Welcome aboard Gonzalo. I read your post with a great deal of interest. As it happens, I was prescribed a very similar concoction from the doctors at the New England Center for Headache in Connecticut. Dr. Tepper had me take magnesium, and Vitamin B - specifically B2, B6 and B12. He didn't want me taking a complex though, he suggested that I take each one as it's own pill and not use one that mixes the B vitamins.
L-Tryptophan, melatonin, kudzu, caffeine and taurine are also supplements that people here have used with varying degrees of success.
Your suggestion to the connection of seratonin is pretty sound. The triptan class of medications works on the 5HTP1b/1d (5-hydrotryptophan) receptors in the brain by activating the seratonin pathways. I have tried 5HTP supplements as well with some success - not sure if you can get them where you are, but I bought mine at a drugstore here called Walgreens.
There is a new neuropeptide medication being explored as well.
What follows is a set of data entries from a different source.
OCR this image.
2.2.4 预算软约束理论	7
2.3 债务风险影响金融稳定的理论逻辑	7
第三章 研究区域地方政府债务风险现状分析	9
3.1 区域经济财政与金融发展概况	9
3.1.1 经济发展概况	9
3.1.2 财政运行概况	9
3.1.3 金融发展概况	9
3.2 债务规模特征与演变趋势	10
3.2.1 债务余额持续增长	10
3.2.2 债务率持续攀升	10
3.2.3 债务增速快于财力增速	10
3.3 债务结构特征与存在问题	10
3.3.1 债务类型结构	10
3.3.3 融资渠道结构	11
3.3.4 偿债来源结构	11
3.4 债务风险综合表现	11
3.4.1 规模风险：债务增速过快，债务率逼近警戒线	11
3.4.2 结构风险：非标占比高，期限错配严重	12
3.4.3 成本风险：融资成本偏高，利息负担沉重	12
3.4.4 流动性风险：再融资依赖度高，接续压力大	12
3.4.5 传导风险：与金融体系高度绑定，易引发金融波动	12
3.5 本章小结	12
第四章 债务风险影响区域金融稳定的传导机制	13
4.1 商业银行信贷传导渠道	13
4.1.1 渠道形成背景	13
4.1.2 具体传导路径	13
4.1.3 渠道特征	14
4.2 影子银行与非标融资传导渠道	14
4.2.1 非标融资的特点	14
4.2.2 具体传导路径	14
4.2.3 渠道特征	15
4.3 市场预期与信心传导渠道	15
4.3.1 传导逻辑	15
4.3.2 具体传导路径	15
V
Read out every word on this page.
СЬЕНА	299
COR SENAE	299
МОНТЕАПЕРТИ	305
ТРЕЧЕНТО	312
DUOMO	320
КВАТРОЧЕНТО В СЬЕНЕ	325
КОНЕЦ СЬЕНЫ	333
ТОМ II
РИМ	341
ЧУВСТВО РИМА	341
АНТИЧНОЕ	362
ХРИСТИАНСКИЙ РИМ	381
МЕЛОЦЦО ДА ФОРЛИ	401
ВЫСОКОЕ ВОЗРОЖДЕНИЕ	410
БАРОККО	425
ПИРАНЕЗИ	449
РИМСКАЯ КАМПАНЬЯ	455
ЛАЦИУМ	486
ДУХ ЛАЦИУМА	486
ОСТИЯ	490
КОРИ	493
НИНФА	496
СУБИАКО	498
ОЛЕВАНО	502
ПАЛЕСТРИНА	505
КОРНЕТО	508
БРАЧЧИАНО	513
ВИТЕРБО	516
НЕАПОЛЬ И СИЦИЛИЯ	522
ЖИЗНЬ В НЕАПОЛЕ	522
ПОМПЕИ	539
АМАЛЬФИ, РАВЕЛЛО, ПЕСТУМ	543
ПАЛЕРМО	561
CGRP receptor antagonists (calcitonin gene-related peptides) are being studied by several pharmaceutical researchers for use in migraines (and by proxy that's how we CHers get most of our meds). It appears that in most CH sufferers (some companies like Merck are looking very specifically at CH for these) our CGRP levels, activated by the trigeminal ganglia, are at significantly increased levels. The preliminary results in the studies that have been completed look very promising for the CGRP receptor antagonists.
The beauty of the CGRP drugs is that they are able to treat the pain without the vasoconstrictive properties that triptan medications have. It is one more avenue that we can look to, for help relieving our suffering. Most of the things you mentioned also affect the CGRP receptors, the same way they affect the 5HTP receptors.
Unfortunately, it leaves a problem - they don't use the seratonin pathways for their modality, yet they are showing equal and greater effectiveness to the triptans. Because CH gets studied as a secondary to migraines in most of the studies, it's hard to know where to look for the specific answers to what really is the trigger to the pain.
Isolating the 5HTP and CGRP receptors has been a great advance, but all they know of it in regards to CH is that it's still a symptomatic result and not causative. Both activate the trigeminal ganglia and cause the unilateral trigeminal autonomic symptoms that the IHS lists as criteria for CH.
Additionally, Prof. Peter Goadsby and his colleagues have about 7 studies out now, that has caused the IHS to reclassify CH as both a primary (it was previously thought of as only a primary) AND a secondary headache disorder - secondary to pituitary disorders. According to Prof. Goadsby back in July of 08, when you are a secondary CHer, the only effective treatment is to remedy the pituitary disorder.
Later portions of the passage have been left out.